After getting just one target the prior week against the Pittsburgh Steelers, the first-round selection was on the field for 65 percent of the Ravens' snaps against the Browns.
"The Ravens need to do a better job of getting Bateman more consistently involved in the offensive gameplan. And that starts with just getting him on the field," Fried wrote. "If the Ravens are going to snap out of their offensive funk and find success on that side of the ball down the stretch, they're going to need all hands on deck on offense."
Ravens' Top-Ranked Run Defense Bodes Well for Playoff Hopes
Despite injuries to key players on the defensive line, the Ravens are ranked No. 1 in the league in defending the run, allowing just 85.5 rushing yards per game.

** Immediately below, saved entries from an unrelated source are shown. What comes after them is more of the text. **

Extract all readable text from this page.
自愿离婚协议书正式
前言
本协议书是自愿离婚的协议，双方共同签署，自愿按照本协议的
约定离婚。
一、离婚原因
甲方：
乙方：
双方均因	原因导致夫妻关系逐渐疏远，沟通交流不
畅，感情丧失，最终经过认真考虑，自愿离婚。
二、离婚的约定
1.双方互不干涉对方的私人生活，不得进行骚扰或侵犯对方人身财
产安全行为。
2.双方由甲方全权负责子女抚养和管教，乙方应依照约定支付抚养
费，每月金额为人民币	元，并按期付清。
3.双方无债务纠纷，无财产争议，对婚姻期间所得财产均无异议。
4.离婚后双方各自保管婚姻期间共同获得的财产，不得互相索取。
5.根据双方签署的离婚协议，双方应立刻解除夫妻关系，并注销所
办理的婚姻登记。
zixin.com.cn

Baltimore also has given up the fewest rushing first downs (62) and is allowing 3.94 yards per carry, which ranks fourth.
They're doing it despite Derek Wolfe missing the entire season due to back and hip injuries, and Brandon Williams and Calais Campbell missing multiple games due to injury.
"If the run defense continues to perform at a high level, the Ravens will have a good chance at making the postseason," Sports Illustrated's Todd Karpovich wrote.
The Ravens held the Browns' potent rushing attack to 40 yards on 17 carries in Week 12 and 100 yards on 29 carries last Sunday. They've only allowed one 100-yard rusher this season. The Minnesota Vikings' Dalvin Cook ran for 110 yards against the Ravens in Week 9, with 66 yards coming on one play.